Now that we know how C is used, we need to find a concrete value for C that correctly decodes b_str. Python to the rescue!

# This is where I'll put the Python tool when I get it from @adietrichs

Because of the way this hash function is constructed, it is possible to isolate each byte of the input value, one at a time. If this were a real hash function (like SHA-3), there'd be mixing between the bytes, making this process practically impossible.

Now that we know C, we can craft the attack transaction, and solve the challenge.

Conclusion

This concludes my mini-series on Paradigm's CTF competition. Thanks for sticking it out, and I hope you enjoyed it.

If you'd like to see some of our team's other solutions, check out:

BANK by @smarx
VAULT also by @smarx
JOP Part 1 and Part 2 (solved after the competition) by @adietrichs
UPGRADE by @adietrichs

A huge thank you to Paradigm for putting this whole thing together. It was a blast!

Footnotes

Ethereum Virtual Machine, the abstract computer simulated by Ethereum, that Solidity targets.
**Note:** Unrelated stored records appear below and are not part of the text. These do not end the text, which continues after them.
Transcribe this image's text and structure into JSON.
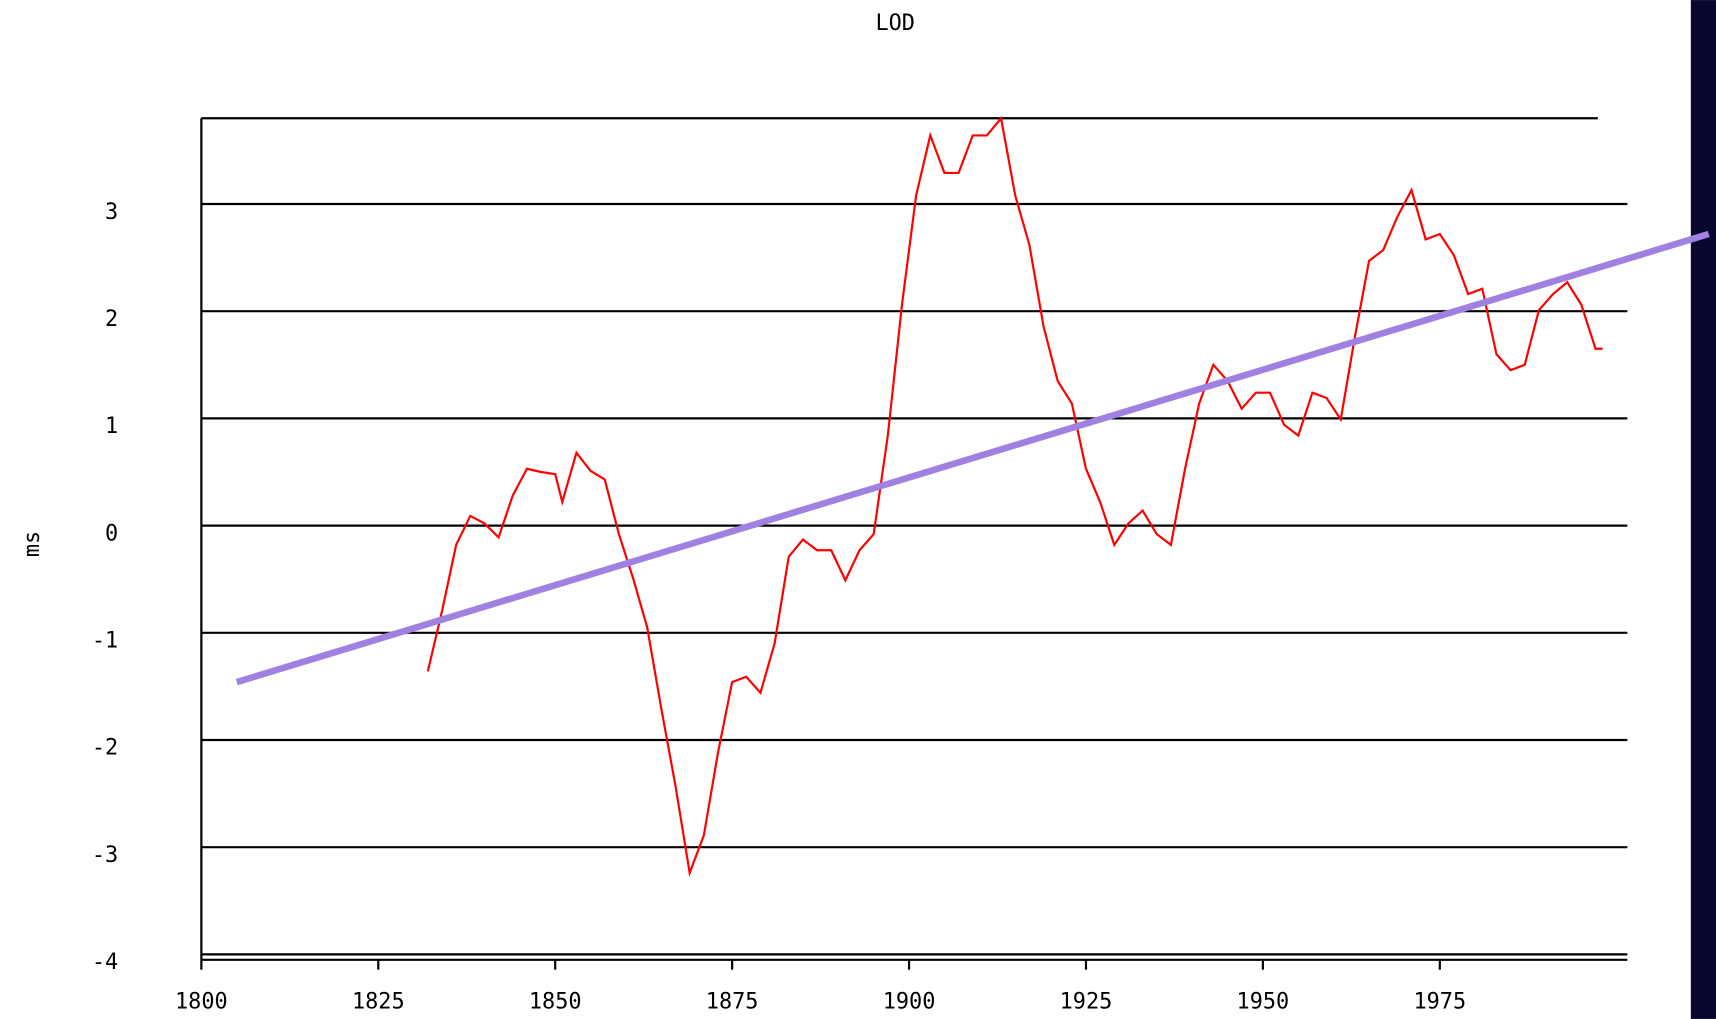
{
  "chart_data": {
    "type": "line",
    "title": "LOD",
    "y_label": "ms",
    "xlim": [
      1800,
      2001.5
    ],
    "xticks": [
      1800,
      1825,
      1850,
      1875,
      1900,
      1925,
      1950,
      1975
    ],
    "ylim": [
      -4,
      3.8
    ],
    "yticks": [
      -4,
      -3,
      -2,
      -1,
      0,
      1,
      2,
      3
    ],
    "grid": true,
    "series": [
      {
        "color": "#ff0000",
        "width": 2,
        "x": [
          1832,
          1834,
          1836,
          1838,
          1840,
          1842,
          1844,
          1846,
          1848,
          1850,
          1851,
          1853,
          1855,
          1857,
          1859,
          1861,
          1863,
          1865,
          1867,
          1869,
          1871,
          1873,
          1875,
          1877,
          1879,
          1881,
          1883,
          1885,
          1887,
          1889,
          1891,
          1893,
          1895,
          1897,
          1899,
          1901,
          1903,
          1905,
          1907,
          1909,
          1911,
          1913,
          1915,
          1917,
          1919,
          1921,
          1923,
          1925,
          1927,
          1929,
          1931,
          1933,
          1935,
          1937,
          1939,
          1941,
          1943,
          1945,
          1947,
          1949,
          1951,
          1953,
          1955,
          1957,
          1959,
          1961,
          1963,
          1965,
          1967,
          1969,
          1971,
          1973,
          1975,
          1977,
          1979,
          1981,
          1983,
          1985,
          1987,
          1989,
          1991,
          1993,
          1995,
          1997,
          1998
        ],
        "values": [
          -1.36,
          -0.8,
          -0.18,
          0.09,
          0.02,
          -0.11,
          0.28,
          0.53,
          0.5,
          0.48,
          0.22,
          0.68,
          0.51,
          0.43,
          -0.08,
          -0.49,
          -0.95,
          -1.71,
          -2.43,
          -3.24,
          -2.89,
          -2.12,
          -1.46,
          -1.41,
          -1.56,
          -1.1,
          -0.29,
          -0.13,
          -0.23,
          -0.23,
          -0.51,
          -0.23,
          -0.08,
          0.84,
          2.06,
          3.08,
          3.64,
          3.29,
          3.29,
          3.64,
          3.64,
          3.8,
          3.08,
          2.62,
          1.86,
          1.35,
          1.14,
          0.53,
          0.22,
          -0.18,
          0.02,
          0.14,
          -0.08,
          -0.18,
          0.53,
          1.14,
          1.5,
          1.35,
          1.09,
          1.24,
          1.24,
          0.94,
          0.84,
          1.24,
          1.19,
          0.99,
          1.76,
          2.47,
          2.57,
          2.88,
          3.13,
          2.67,
          2.72,
          2.52,
          2.16,
          2.21,
          1.6,
          1.45,
          1.5,
          2.01,
          2.16,
          2.27,
          2.06,
          1.65,
          1.65
        ]
      },
      {
        "color": "#a080e0",
        "width": 6,
        "x": [
          1805,
          2013
        ],
        "values": [
          -1.46,
          2.72
        ]
      }
    ]
  }
}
It is infeasible to recover the function signature given the selector, but 4byte.directory provides a public database mapping selectors to known signatures.

Likely intentional on the puzzlesmith's part!

⁴

No matter how much you want it to be.

⁵

I called this ACC (for accumulator), but @adietrichs' weird won out in the end. What do you want? It's a weird number.